Intentionally Hurtful News Writing | Eastern North Carolina Now

    Publisher's note: The author of this post is Jon Ham, who is Vice president for Communications of the John Locke Foundation and publisher of the Carolina Journal, John Hood Publisher.

    RALEIGH — It's not unusual for the media to be unintentionally insensitive. Sometimes in the rush of a deadline we write a headline or put something in a story that has effects we never predicted or anticipated.

    This happened to me once years ago when I had to write a news obit about a community leader who had died right on deadline. While he was a well-known community leader who had done many good things, he also had gotten into some legal trouble about 20 years earlier.

    I mentioned that particular scrape with the law pretty high up in the obituary, and, boy, did the community reaction hit like a ton of bricks. "How dare you mention something like that in a man's obituary?" was the feeling they were communicating to me, often in much harsher terms than that.

    I learned a lesson then that I haven't forgotten: Sometimes the outlook of news people doesn't coincide with the outlook of the public at large. I always weighed words more carefully after that.

    But there's another journalistic tendency that has become all too common these days, and that's the intentional use of hurtful news writing to punish someone whom the news outlet considers a political enemy.

    That happened recently in the pages of Indy Week, the left-wing Durham-based alternative weekly formerly known as The Independent.

    On April 15 Indy Week reporter Jane Porter wrote about a suicide in Stanly County, but she did it not to report the suicide to her readers. Rather, she wanted to imply that State. Rep. Larry Pittman, R-Cabarrus, was somehow complicit in the suicide of his son, Graham Pittman.

    She wrote:

    Rep.
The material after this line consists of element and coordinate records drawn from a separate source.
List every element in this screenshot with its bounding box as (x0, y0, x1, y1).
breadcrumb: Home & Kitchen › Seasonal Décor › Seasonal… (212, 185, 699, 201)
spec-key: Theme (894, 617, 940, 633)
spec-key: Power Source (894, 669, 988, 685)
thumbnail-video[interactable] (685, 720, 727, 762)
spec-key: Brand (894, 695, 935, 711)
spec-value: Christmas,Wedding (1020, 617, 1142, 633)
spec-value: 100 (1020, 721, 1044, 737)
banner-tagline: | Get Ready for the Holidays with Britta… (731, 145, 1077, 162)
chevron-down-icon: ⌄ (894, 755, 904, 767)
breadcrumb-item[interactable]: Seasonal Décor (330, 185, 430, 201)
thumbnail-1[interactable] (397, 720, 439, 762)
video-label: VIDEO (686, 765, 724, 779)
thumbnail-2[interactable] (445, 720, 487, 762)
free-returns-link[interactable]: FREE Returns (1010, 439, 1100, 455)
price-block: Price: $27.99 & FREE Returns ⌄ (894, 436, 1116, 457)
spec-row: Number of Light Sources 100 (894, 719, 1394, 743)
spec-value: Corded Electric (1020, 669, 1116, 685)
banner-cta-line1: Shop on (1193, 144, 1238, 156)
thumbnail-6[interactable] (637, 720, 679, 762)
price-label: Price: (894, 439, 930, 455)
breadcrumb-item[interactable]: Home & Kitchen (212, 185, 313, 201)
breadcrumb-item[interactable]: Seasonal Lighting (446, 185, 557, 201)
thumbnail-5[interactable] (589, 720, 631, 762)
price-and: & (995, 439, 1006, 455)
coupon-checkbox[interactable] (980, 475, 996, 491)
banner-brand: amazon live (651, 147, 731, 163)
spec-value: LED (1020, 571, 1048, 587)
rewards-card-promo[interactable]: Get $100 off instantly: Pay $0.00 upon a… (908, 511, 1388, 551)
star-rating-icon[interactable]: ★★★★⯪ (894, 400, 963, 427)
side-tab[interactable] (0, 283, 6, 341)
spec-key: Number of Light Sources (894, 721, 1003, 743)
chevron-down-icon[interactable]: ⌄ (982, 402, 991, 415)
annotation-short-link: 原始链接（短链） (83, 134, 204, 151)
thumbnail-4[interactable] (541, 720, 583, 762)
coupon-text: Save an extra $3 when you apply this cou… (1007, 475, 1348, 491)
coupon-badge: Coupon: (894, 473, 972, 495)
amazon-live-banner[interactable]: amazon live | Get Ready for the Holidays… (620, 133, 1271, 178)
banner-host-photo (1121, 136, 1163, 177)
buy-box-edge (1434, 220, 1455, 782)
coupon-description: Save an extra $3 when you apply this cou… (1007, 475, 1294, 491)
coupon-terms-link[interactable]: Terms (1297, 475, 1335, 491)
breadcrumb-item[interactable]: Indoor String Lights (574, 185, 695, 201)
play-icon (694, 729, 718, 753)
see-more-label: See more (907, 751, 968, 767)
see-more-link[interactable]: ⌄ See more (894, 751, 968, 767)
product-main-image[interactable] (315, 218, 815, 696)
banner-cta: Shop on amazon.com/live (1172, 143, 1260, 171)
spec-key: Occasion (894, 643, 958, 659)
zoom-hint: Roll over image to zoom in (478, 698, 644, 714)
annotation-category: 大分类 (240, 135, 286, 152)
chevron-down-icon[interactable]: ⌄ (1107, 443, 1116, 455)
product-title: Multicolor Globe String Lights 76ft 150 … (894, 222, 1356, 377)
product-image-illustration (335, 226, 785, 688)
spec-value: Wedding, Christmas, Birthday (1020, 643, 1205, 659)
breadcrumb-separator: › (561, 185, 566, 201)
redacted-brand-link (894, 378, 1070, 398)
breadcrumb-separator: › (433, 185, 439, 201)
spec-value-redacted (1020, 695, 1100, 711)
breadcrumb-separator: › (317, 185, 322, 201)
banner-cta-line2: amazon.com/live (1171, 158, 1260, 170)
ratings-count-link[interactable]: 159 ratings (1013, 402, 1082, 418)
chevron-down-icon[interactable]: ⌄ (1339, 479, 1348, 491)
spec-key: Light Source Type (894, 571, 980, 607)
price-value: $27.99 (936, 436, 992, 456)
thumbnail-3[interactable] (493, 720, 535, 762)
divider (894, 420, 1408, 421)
Pittman has championed expanding gun owner rights in the General Assembly and during his campaigns for the District 82 House seat.

    Pittman is the primary sponsor of a bill filed Tuesday — the day after his son's suicide — that would prohibit any local government employees from enforcing federal firearms laws, unless by court order. The bill, titled the Gun Rights and Privacy Act, would also repeal local prohibitions against carrying concealed weapons, and would streamline the handgun permit while traveling across state lines and "to make the purchase of a firearm more efficient."

    Drawing spurious correlations is not unusual in the agenda-pushing press, but this particularly ghoulish example, published under the headline "Suicide apparent in shooting death of son of pro-gun rights N.C. Rep." was one for the books.

    Maybe the sharp negative response that resulted taught Ms. Porter the same lesson I learned 25 years ago. But knowing the devolution of the left-wing media over the past 20 years, I seriously doubt it.